The 2004 Financial Performance Study also found that rising operating costs are among the stiffest challenges facing financial advisors.
"This year's results call attention to the importance of continuing education within the financial planning arena," says Mark Tibergien of Moss Adams LLP, a management consulting firm in Seattle. "The results also suggest that firms will need to find ways in which to accelerate their revenue growth in order to combat rising costs."
The study-issued by Moss Adams, the Financial Planning Association (FPA) and SEI Investments-found that advisor firms with a CFP certificant on staff had, on average, exceeded the annual revenue of non-CFP firms by more than $300,000 in 2003.
CFP certificants who owned firms had 50% more pre-tax income than owners without a CFP, according to the study.

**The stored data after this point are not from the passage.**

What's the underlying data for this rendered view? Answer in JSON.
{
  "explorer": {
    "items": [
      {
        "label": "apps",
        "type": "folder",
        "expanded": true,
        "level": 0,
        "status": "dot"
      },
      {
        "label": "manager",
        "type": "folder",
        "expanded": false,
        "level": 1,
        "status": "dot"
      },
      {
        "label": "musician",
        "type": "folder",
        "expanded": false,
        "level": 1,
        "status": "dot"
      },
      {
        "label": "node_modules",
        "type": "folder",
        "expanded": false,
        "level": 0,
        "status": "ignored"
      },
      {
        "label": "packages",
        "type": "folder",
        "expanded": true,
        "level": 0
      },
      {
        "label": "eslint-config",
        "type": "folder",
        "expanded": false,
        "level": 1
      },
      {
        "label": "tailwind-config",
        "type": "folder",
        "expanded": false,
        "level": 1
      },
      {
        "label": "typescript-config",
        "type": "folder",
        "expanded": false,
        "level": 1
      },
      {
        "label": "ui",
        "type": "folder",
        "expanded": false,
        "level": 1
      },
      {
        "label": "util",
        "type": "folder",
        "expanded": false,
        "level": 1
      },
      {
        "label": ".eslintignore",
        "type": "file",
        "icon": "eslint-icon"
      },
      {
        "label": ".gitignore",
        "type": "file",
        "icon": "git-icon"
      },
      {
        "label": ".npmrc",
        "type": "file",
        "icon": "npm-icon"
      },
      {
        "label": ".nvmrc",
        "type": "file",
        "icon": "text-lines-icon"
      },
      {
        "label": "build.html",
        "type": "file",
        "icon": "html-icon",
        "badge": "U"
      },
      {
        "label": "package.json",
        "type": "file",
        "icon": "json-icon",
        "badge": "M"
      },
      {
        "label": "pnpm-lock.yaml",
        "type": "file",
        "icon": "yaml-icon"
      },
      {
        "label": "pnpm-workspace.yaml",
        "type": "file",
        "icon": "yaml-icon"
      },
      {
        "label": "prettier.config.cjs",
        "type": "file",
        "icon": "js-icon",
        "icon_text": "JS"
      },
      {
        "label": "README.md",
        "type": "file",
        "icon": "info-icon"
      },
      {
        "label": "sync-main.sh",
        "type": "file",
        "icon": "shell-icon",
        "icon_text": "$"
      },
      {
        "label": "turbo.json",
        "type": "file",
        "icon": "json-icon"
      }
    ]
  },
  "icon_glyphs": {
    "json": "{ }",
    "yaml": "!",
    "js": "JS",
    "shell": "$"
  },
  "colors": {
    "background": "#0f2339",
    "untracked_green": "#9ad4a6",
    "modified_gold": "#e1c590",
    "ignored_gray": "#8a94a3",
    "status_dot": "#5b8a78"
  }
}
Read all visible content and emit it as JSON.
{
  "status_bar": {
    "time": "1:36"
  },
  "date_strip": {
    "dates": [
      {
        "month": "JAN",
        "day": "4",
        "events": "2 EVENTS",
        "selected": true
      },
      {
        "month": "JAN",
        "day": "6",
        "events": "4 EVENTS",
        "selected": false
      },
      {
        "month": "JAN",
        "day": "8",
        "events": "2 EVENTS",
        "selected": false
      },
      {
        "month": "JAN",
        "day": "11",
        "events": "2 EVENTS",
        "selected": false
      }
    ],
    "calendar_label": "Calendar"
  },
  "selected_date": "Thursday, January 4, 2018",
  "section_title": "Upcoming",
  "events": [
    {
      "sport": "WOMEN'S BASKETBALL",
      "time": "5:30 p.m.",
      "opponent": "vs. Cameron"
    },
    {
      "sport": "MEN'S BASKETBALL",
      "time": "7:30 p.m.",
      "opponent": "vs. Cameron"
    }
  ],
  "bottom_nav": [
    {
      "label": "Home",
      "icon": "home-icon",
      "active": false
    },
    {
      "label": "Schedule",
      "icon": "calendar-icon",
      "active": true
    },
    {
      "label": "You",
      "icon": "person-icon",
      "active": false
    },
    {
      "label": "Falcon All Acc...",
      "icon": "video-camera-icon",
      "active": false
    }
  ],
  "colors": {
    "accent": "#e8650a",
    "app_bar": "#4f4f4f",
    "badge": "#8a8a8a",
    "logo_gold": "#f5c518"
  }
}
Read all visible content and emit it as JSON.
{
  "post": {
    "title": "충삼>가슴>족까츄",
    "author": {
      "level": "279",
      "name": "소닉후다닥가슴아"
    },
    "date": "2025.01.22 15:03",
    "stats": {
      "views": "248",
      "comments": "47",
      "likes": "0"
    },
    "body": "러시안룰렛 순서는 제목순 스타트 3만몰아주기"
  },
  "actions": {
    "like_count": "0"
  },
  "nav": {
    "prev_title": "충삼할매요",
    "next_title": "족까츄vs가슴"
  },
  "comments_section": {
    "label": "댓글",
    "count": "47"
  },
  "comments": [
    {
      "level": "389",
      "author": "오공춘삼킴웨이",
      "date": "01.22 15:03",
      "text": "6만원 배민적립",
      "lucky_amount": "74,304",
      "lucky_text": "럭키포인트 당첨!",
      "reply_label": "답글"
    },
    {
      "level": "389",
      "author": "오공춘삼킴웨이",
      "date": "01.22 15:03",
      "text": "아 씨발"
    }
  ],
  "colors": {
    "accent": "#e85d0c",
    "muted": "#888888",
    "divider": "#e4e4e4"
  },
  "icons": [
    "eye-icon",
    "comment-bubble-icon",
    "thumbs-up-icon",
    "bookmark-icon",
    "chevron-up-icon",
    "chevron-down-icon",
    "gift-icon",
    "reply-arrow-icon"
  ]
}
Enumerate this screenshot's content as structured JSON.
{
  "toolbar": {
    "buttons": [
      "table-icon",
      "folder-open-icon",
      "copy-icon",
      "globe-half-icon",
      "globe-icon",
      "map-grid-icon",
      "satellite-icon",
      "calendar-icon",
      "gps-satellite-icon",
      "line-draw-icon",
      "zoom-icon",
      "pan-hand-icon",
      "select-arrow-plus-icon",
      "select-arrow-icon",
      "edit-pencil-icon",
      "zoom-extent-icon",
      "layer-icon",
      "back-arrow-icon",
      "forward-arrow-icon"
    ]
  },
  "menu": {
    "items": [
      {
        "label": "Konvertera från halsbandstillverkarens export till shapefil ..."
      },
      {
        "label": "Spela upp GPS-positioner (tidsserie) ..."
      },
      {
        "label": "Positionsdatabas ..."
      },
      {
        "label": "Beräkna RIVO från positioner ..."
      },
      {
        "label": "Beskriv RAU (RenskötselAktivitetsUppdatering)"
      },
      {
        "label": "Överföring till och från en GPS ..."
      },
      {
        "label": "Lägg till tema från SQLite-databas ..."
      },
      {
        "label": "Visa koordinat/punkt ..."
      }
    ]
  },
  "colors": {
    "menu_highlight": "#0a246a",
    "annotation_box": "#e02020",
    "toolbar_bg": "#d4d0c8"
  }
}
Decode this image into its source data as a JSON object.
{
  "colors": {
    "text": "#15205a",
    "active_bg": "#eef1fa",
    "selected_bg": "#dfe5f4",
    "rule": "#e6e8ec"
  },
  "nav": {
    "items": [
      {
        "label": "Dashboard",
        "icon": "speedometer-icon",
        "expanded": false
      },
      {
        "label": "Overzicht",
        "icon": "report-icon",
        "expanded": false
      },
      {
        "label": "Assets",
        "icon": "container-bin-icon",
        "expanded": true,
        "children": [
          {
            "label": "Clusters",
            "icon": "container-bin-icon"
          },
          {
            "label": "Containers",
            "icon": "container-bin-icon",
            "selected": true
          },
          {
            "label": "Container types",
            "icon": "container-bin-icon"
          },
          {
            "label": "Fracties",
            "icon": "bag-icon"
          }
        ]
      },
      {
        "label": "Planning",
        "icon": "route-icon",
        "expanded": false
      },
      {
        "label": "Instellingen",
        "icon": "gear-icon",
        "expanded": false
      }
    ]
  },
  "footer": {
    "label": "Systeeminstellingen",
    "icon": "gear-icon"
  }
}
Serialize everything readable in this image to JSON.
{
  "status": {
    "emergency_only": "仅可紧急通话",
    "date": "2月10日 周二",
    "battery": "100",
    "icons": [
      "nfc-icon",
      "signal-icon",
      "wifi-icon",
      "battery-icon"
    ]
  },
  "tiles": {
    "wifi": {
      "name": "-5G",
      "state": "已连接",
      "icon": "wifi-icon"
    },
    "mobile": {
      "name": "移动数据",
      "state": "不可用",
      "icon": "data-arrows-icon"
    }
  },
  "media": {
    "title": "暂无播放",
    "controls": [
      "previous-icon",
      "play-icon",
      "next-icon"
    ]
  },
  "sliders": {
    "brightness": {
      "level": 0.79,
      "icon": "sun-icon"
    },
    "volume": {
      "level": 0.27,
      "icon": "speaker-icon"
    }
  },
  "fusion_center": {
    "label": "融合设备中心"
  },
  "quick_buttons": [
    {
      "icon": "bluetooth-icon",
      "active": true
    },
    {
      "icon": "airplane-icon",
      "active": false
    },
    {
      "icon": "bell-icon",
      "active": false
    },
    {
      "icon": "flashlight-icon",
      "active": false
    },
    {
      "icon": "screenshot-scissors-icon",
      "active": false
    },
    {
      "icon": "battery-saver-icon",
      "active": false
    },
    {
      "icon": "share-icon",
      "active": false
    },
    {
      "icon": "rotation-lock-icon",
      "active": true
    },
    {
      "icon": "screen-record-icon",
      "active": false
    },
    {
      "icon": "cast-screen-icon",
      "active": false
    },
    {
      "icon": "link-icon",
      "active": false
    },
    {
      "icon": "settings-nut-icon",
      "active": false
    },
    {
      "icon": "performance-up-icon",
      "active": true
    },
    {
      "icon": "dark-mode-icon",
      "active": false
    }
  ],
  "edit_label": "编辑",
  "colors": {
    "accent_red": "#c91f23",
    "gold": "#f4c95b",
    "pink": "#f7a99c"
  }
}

It also seems that, among financial advisor firms, the rich are getting richer, according to the study. The data showed that the earnings gap between the top 25% most profitable firms and the remaining 75% is widening. Owners in the top quartile have a net income that's about $250,000 more per year than their peers, the study says. Among the traits that separate the top 25% firms from the rest is pro-active client recruitment programs and strong organizational structure, the study says.
Among the study's other findings:
Assets under management or advice increased by 34% from 2002 to 2003. Half of the growth was due to portfolio performance and the other half represented new assets. More than 20% of the study's about 638 participants had $1 million or more in annual revenue.
Firms run by a sole proprietor increased revenue by 21% in 2003, but they suffered a decline in operating efficiency due to rising overhead costs.